Having made his debut as a professional actor last summer at Cohasset, Mass, (in It Can't Happen Here), Sinclair Lewis joined Actors' Equity Association to make his Broadway debut next spring (in Angela is Twenty-two). Said he: "This will create a major issue. . . . I'll have to go home and say, 'Darling, I don't know whether you can stand this or not, but I joined the A. F. of L.'* This makes me a reactionary." Then publicity-wise Author-Actor Lewis kissed his sponsor (Helen Hayes), posed for pictures, chortled: "Thank God for the photographers. I didn't know Actors' Equity was like this. Why didn't I join before?"
Bronzed, beauteous Alice Marble, No. 1 U. S. woman tennis ace, spent five days having her face "peeled" of its sunburn in order to sing professionally at Manhattan's Waldorf-Astoria. Her repertoire includes: I See Your Face Before Me, Two Sleepy People, This Can't Be Love.
Vexed by sly digs at Nazi measures made by the more daring cafe comedians of Berlin, Propaganda Minister Paul Joseph Goebbels cried with righteous indignation: "Why don't they make fun of the Jews?"
Vittorio Mussolini, cinemogul son of Italy's dictator, voiced his fears that the decision of U. S. distributors to withhold their pictures from Italy would keep Italians from the movies. Then he added for his father's sake: "Personally and politically I am content that American films produced in that Hebrew Communist centre which is Hollywood, are not to enter Italy."
Newporters approved plans for a $100,000 frame and stucco pavilion on seaweedy Spouting Rock Beach (vulgarly known as Bailey's Beach), to take the place of the one demolished by hurricane.
In London Mrs.
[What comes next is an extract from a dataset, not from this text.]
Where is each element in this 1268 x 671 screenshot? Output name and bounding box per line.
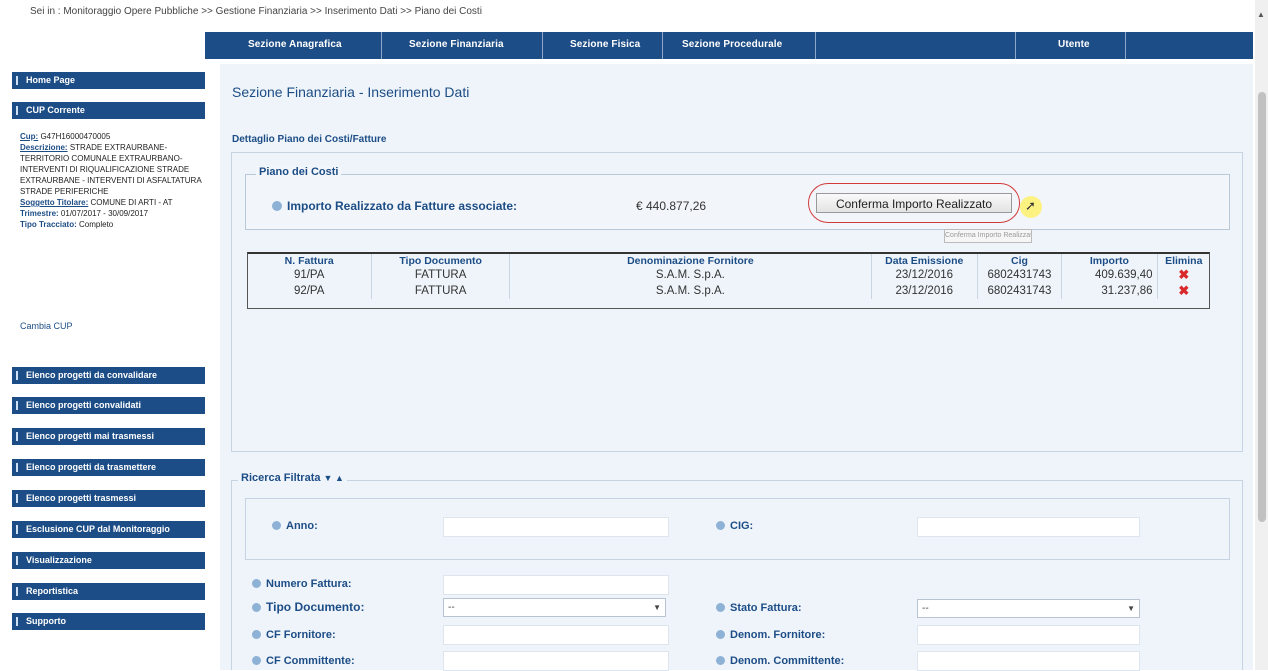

Neville Chamberlain reluctantly admitted that she had sent one of her husband's old shirts to a U. S. shirt collector. Said she: "If it gets about that 1 am giving away his clothes there would be no end to it. Why, he would very soon have no clothes left."
Said Headmaster Roger Hill of Woodstock, Ill.'s Todd School for Boys of Orson Welles: "From the day young Orson landed at my school, looking uncommonly like a playful puppy, he was searching for some bizarre way to disturb people."
Back to the U. S. after 20 years spent in Europe went Catherine Wolff of Philadelphia, now Baroness Eugene Rothschild, whose brother-in-law, Baron Louis Rothschild, has been in "protective custody" in Vienna since last May, and she refused to talk about Nazibusiness.
Magda Lupescu, henna-haired mistress of King Carol of Rumania, always says, "The interests of Rumania weigh . . . more than any other consideration." Suiting the action to the word, she last week journeyed to Paris, put up at the Hotel Meurice (where the Duke & Duchess of Windsor were also resident) in order to be on hand for the state visit of Carol before he went on to Berlin to discuss trade relations with Field Marshal Goring.
*His independent wife, Columnist Dorothy Thompson, is a member of the C. I. O.'s American Newspaper Guild.